Governor plans to appeal US Army Corps of Engineers decision on Pebble Mine
Alaska Gov. Mike Dunleavy’s administration announced that it would file an administrative appeal to challenge the U.S. Army Corps of Engineers decision to deny a key permit for Northern Dynasty’s proposed Pebble copper and gold project in Southwest Alaska.
In a statement released on Jan. 8, the governor’s administration said, “The flawed decision by the Alaska District creates a dangerous precedent that will undoubtedly harm Alaska’s future and, any potential project can fall victim to the same questionable standards. We have to prevent a federal agency, in this instance, the Alaska District of the Army Corps of Engineers, from using the regulatory process to effectively prevent the state from fulfilling a constitutional mandate to develop its natural resources.”
The U.S. Army Corps of Engineers rejected a permit for the mine in November under both the Clean Water Act and the Rivers and Harbors Act. However, the Corps left open a path for Pebble to administratively appeal the decision.
Pebble has not yet filed that appeal, said Mike Heatwole, a spokesman with developer Pebble Limited Partnership. It has until Jan. 25, a Corps spokesman told the Anchorage Daily News.
Alaska acting attorney general Ed Sniffen said the state will ask the Corps’ Pacific Ocean Division to send the decision back to the Alaska District for a “more thorough review consistent with the law.”
“The Division ignored Corps’ long-standing guidance that required it to tailor mitigation requirements to recognize Alaska’s unique position of holding more intact wetlands than any of the lower 48 states combined. Instead, the Division is requiring mitigation measures that are simply impossible to meet in Alaska,” said Sniffen.
Alaska’s U.S. Sens. Lisa Murkowski and Dan Sullivan have denounced the Pebble project for not meeting required environmental standards, and President-elect Joe Biden has said he’ll move to stop it from ever being developed.

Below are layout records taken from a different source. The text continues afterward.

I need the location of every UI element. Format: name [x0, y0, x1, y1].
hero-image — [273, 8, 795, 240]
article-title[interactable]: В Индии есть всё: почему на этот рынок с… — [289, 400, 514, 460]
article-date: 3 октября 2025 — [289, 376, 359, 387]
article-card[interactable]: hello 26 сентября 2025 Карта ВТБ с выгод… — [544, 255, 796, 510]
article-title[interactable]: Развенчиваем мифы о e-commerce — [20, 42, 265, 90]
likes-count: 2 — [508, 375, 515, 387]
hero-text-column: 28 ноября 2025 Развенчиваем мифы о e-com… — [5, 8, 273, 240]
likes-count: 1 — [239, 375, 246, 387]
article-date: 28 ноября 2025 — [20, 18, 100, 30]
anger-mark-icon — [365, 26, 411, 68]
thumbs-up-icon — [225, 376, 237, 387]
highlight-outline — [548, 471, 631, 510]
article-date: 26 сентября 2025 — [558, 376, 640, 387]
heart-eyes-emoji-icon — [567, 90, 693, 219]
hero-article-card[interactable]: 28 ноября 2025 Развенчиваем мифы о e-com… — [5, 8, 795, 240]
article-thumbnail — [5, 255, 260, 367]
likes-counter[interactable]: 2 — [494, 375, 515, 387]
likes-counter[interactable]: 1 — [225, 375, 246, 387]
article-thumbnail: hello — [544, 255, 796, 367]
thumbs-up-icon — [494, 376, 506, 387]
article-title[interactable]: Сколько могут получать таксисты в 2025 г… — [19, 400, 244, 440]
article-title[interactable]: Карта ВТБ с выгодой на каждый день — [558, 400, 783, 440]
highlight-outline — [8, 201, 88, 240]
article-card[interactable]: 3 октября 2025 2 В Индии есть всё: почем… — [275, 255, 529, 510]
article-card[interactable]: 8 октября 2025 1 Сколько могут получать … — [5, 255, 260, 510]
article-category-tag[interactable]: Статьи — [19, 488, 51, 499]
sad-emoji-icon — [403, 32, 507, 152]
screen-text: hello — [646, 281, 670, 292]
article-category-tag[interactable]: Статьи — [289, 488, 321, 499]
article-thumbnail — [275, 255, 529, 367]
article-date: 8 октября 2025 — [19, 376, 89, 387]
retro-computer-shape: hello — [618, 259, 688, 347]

“The Alaska District’s decision has far-reaching and ominous implications for our rights as a state to develop our resources for the benefit of all Alaskans, whether its mineral deposits like Pebble, or oil and gas on the North Slope, or other resources anywhere in the state,” said Department of Natural Resources Commissioner Corri Feige. “The Alaska Constitution specifically directs us to develop our resources in the public interest. When a federal agency arbitrarily tries to deprive us of our rights with the stroke of a bureaucrat’s pen, we simply must challenge that action.”
Dunleavy has not expressed a position on the mine but has said he supports a fair permitting process. Critics say he and his administration have taken numerous steps showing that he supports the mine.
If built, the mine would be located about 200 miles southwest of Anchorage, near headwaters to the valuable Bristol Bay salmon fishery, generating concern among many Alaskans that development there will threaten the fishery.